We decided to use lessons learned from developing Continuous Integration and Delivery for the monolith to help guide our effort and focus on three main principles:

  • Define organizational standards for designing, developing and deploying microservices. Defining as much of this as you can up front will help in the long run. For example — should teams be able to use any language they want or will there be one standard? Will feature teams manage CI themselves or will this be a centrally managed function? This is easier said than done and is an ongoing process — start small, see what works and review.
  • Build new features as microservices, pull existing features out on an as needed basis. Rather than dive right in and start pulling apart the monolith, we decided to only build things as microservices that make sense outside of the monolith. If while working on a new feature we identify a part of the monolith that would be better served as a microservice, we will go ahead and break that out.
  • Use out of the box solutions as much as possible. Open source and paid options generally provide community support whereas custom solutions must be maintained by the team. It’s important to find the right mix that suits the makeup of the team, budget and technologies you are working with.

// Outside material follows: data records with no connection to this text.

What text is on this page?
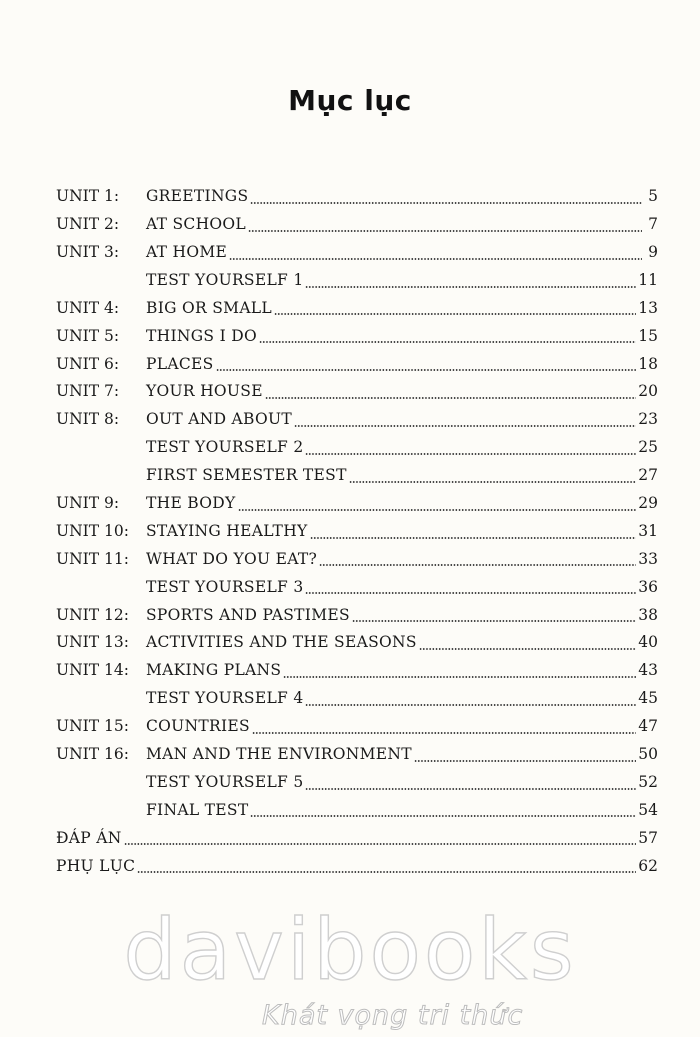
Mục lục
UNIT 1:	GREETINGS	5
UNIT 2:	AT SCHOOL	7
UNIT 3:	AT HOME	9
TEST YOURSELF 1	11
UNIT 4:	BIG OR SMALL	13
UNIT 5:	THINGS I DO	15
UNIT 6:	PLACES	18
UNIT 7:	YOUR HOUSE	20
UNIT 8:	OUT AND ABOUT	23
TEST YOURSELF 2	25
FIRST SEMESTER TEST	27
UNIT 9:	THE BODY	29
UNIT 10:	STAYING HEALTHY	31
UNIT 11:	WHAT DO YOU EAT?	33
TEST YOURSELF 3	36
UNIT 12:	SPORTS AND PASTIMES	38
UNIT 13:	ACTIVITIES AND THE SEASONS	40
UNIT 14:	MAKING PLANS	43
TEST YOURSELF 4	45
UNIT 15:	COUNTRIES	47
UNIT 16:	MAN AND THE ENVIRONMENT	50
TEST YOURSELF 5	52
FINAL TEST	54
ĐÁP ÁN	57
PHỤ LỤC	62
davibooks
Khát vọng tri thức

With those principles in mind we came up with the following plan to develop microservices:

First off, you’ll notice we picked a different CI tool — all CI tools are not equal and each is well suited for certain situations. For us, Jenkins just made more sense for microservices and TeamCity continues to make more sense for monolith development. You will also notice that we are running contract tests, what are those? We want to keep the tests that are run for CI (the left side of the diagram) as low level as possible and contract tests are intended to only verify that the “contracts” between your microservice and its dependencies are upheld. This can we done using Wiremock or by deploying those dependencies and running tests against them. Once the two Jenkins jobs have completed, we end up with a Docker Image that is ready to be deployed.

As I mentioned earlier we were already experimenting with Kubernetes for container orchestration and it made sense for us to use this for microservices as well. We are evaluating tools to help orchestrate continuous deployments (Spinnaker and OpenShift to name a few), so in the meantime we are using Jenkins in a semi-manual process to deploy to production. The long term goal is to do fully automated deployments to production in a blue / green fashion, where we run end to end, performance and scale tests. We are making progress in this space every day, it has been a challenging journey but we are already reaping the benefits and learning a lot along the way.

Where we are today

All of the improvements we have made enable us to develop, test and deliver high quality software to our customers faster and more efficiently. We now deploy monolith code on a daily basis and can deploy microservices multiple times per day if we need to. We have streamlined our development process, enabling our software engineers to work faster and with fewer issues. We have checks and balances in place to help anticipate issues before they pop up, understand the effect they have on the team when they are present and gauge our success at resolving them. This empowers our engineering team to spend more time writing code and less time worrying about the infrastructure and tooling that supports it.

The important takeaway from this experience is that internal processes and tooling require frequent inspection and review to make sure the needs of the team, our customers and the company are being met. Software development is an iterative process and it’s important to make sure that as the world around you changes, you adapt to stay ahead of the curve.